In the terms of the purchase, in 1814, not a word had been said about this Hinterland, the vast region stretching indefinitely towards the north; and here was the germ of all the trouble that was to come. Through an oversight there existed a serious flaw in the British title, which would severely tax statesmanship, diplomacy, and perhaps strain national morality to the breaking point. Had this people the right, or had they not the right to plant a State bearing a foreign flag, which should effectually bar the path to the north? Should the English Government allow a people fiercely antagonistic to itself to build up an unfriendly State on its border? Such were the questions which arose then, and which have been variously answered since, depending upon the point of view.

If the question had been what would happen, there would have been greater unanimity in the replies! And, it must be acknowledged, however uncertain the claim to this disputed region, that the interests of civilization were more to be subserved by British than by Dutch Sovereignty in South Africa.

The policies of these two people were absolutely opposed; and it was upon the question of the emancipation of the slaves, at the time of the Emancipation Act, in 1835, that the final rupture and secession took place. These slaves constituted a large part of the property of the Boers; and great was their indignation when they were compelled to accept from the British Government a compensation for their property so far below their own appraisal of its value that it seemed to them a confiscation.

Then it was that they resolved to break away from their oppressors, and go where they could make their own laws, and follow their own ideals of right and wrong. And so they turned their backs upon the scene of their long toil.

In this strange exodus not the least important person, though unobserved then, was a sturdy little fellow ten years old, energetically doing his part in rounding up the cattle and flocks as he trudged along beside the huge oxcarts. His name was Paul Stephanus Kruger. And this little man also took his first lesson in military exploits when one hundred and thirty-five Boer farmers, by ingenious use of horses and rifles, put to flight twelve thousand Metabeli spearsmen. But again the Boer was only clearing the way for British occupation, which, commencing at Natal in 1842, had, by 1848, extended over the entire Orange Free State. And then there was another trek. Again the Boers migrated, this time crossing the River Vaal, and founding a "Transvaal Republic."

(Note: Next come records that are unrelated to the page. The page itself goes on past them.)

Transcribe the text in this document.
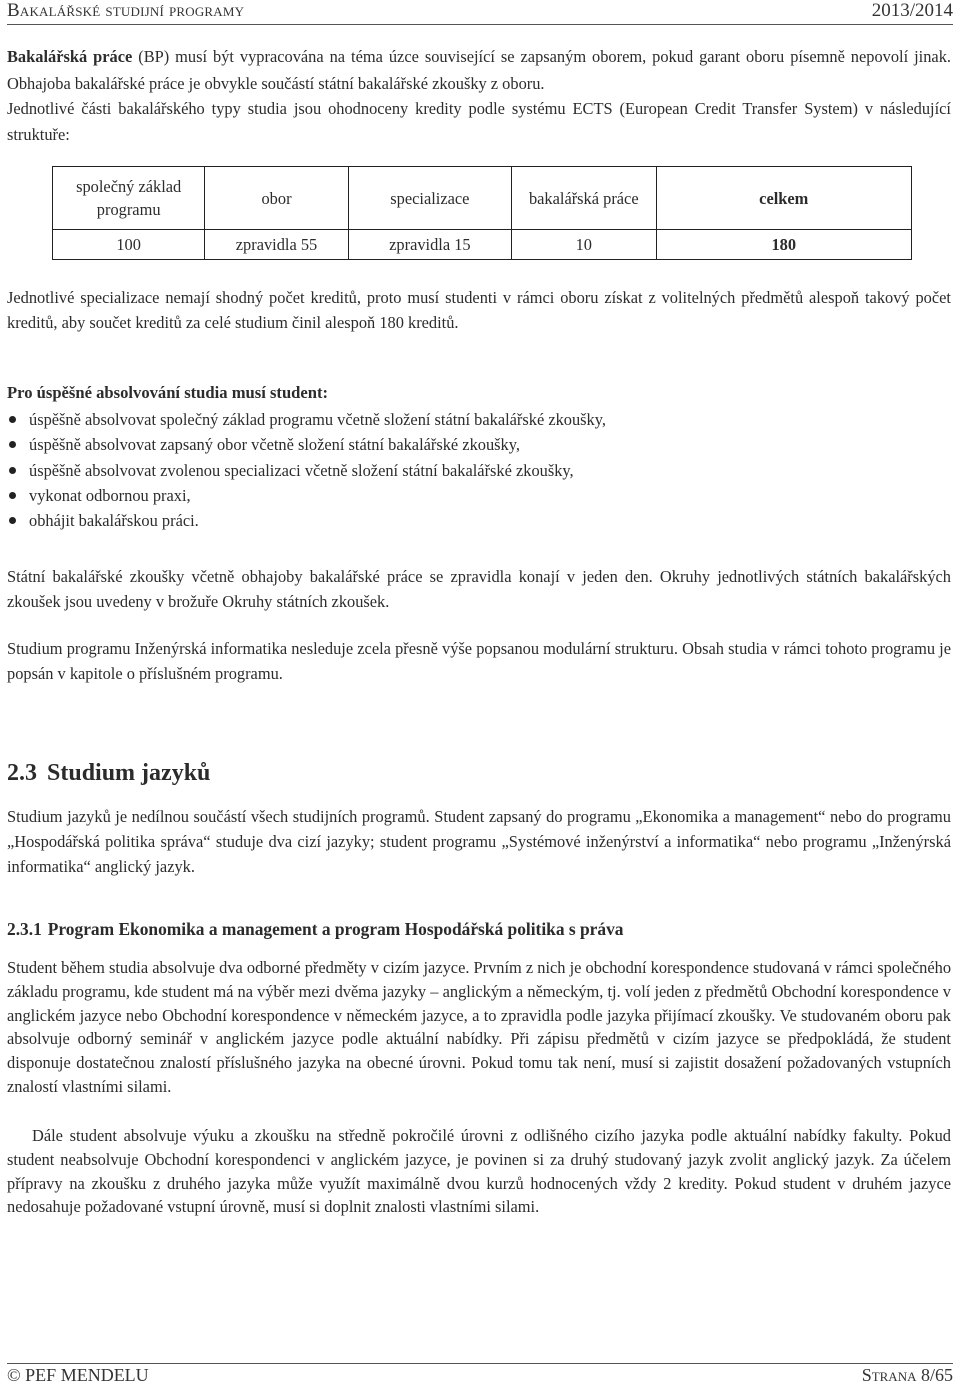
Bakalářské studijní programy	2013/2014

Bakalářská práce (BP) musí být vypracována na téma úzce související se zapsaným oborem, pokud garant oboru písemně nepovolí jinak. Obhajoba bakalářské práce je obvykle součástí státní bakalářské zkoušky z oboru.

Jednotlivé části bakalářského typy studia jsou ohodnoceny kredity podle systému ECTS (European Credit Transfer System) v následující struktuře:

společný základ programu	obor	specializace	bakalářská práce	celkem
100	zpravidla 55	zpravidla 15	10	180

Jednotlivé specializace nemají shodný počet kreditů, proto musí studenti v rámci oboru získat z volitelných předmětů alespoň takový počet kreditů, aby součet kreditů za celé studium činil alespoň 180 kreditů.

Pro úspěšné absolvování studia musí student:

úspěšně absolvovat společný základ programu včetně složení státní bakalářské zkoušky,
úspěšně absolvovat zapsaný obor včetně složení státní bakalářské zkoušky,
úspěšně absolvovat zvolenou specializaci včetně složení státní bakalářské zkoušky,
vykonat odbornou praxi,
obhájit bakalářskou práci.

Státní bakalářské zkoušky včetně obhajoby bakalářské práce se zpravidla konají v jeden den. Okruhy jednotlivých státních bakalářských zkoušek jsou uvedeny v brožuře Okruhy státních zkoušek.

Studium programu Inženýrská informatika nesleduje zcela přesně výše popsanou modulární strukturu. Obsah studia v rámci tohoto programu je popsán v kapitole o příslušném programu.

2.3 Studium jazyků

Studium jazyků je nedílnou součástí všech studijních programů. Student zapsaný do programu „Ekonomika a management“ nebo do programu „Hospodářská politika správa“ studuje dva cizí jazyky; student programu „Systémové inženýrství a informatika“ nebo programu „Inženýrská informatika“ anglický jazyk.

2.3.1 Program Ekonomika a management a program Hospodářská politika s práva

Student během studia absolvuje dva odborné předměty v cizím jazyce. Prvním z nich je obchodní korespondence studovaná v rámci společného základu programu, kde student má na výběr mezi dvěma jazyky – anglickým a německým, tj. volí jeden z předmětů Obchodní korespondence v anglickém jazyce nebo Obchodní korespondence v německém jazyce, a to zpravidla podle jazyka přijímací zkoušky. Ve studovaném oboru pak absolvuje odborný seminář v anglickém jazyce podle aktuální nabídky. Při zápisu předmětů v cizím jazyce se předpokládá, že student disponuje dostatečnou znalostí příslušného jazyka na obecné úrovni. Pokud tomu tak není, musí si zajistit dosažení požadovaných vstupních znalostí vlastními silami.

Dále student absolvuje výuku a zkoušku na středně pokročilé úrovni z odlišného cizího jazyka podle aktuální nabídky fakulty. Pokud student neabsolvuje Obchodní korespondenci v anglickém jazyce, je povinen si za druhý studovaný jazyk zvolit anglický jazyk. Za účelem přípravy na zkoušku z druhého jazyka může využít maximálně dvou kurzů hodnocených vždy 2 kredity. Pokud student v druhém jazyce nedosahuje požadované vstupní úrovně, musí si doplnit znalosti vlastními silami.

© PEF MENDELU	Strana 8/65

In the history of the next thirty years we see not a vacillating, but rather a tentative policy, behind which was always an inflexible purpose to establish British rule in South Africa, peaceably, if possible, or by force, if compelled. The British Government was trying to bring to terms the most intractable race it had ever dealt with in all its colonizing experience. The thing which embarrassed the English was that flaw in their claim; and the trouble with the Boers was that they were archaic in their ideals, and obstructive to all policies which belonged to a modern civilization. They had stopped growing when they left Holland. The emancipation and the philanthropies forced upon them by a people who were stealing their land, exasperated them, and outraged their sense of justice; and when the English punished them for cruelties to the native savages, by executing four Boers, vitriol was poured upon an open wound, and peace was forever impossible.

In 1852 England, in placating mood, yielded the local control of the Orange Free State and the Transvaal Republic. But in less than five years the Boers had thrown away their opportunity by strife and discord among themselves, and had separated into four small hostile Republics, which Paul Stephanus Kruger, then President of the Transvaal, was vainly striving to bring together. The only time they were not at war with each other was when they were all fighting the natives, with whom they never established friendly relations. Perhaps it is asking too much of a people so many times emptied from one region into another, to have established internal conditions, economic and political, such as belong to ordinary civilized states. But the condition of disorder had become such that the British Government believed, or at least claimed to believe, that as a measure of safety to their own Colonies, the Transvaal should be annexed to the Colony at the Cape.

The people were cautiously approached upon this subject, and even some of the leaders among the burghers advocated the measure as the best, and, indeed, only thing possible in the present state of demoralization.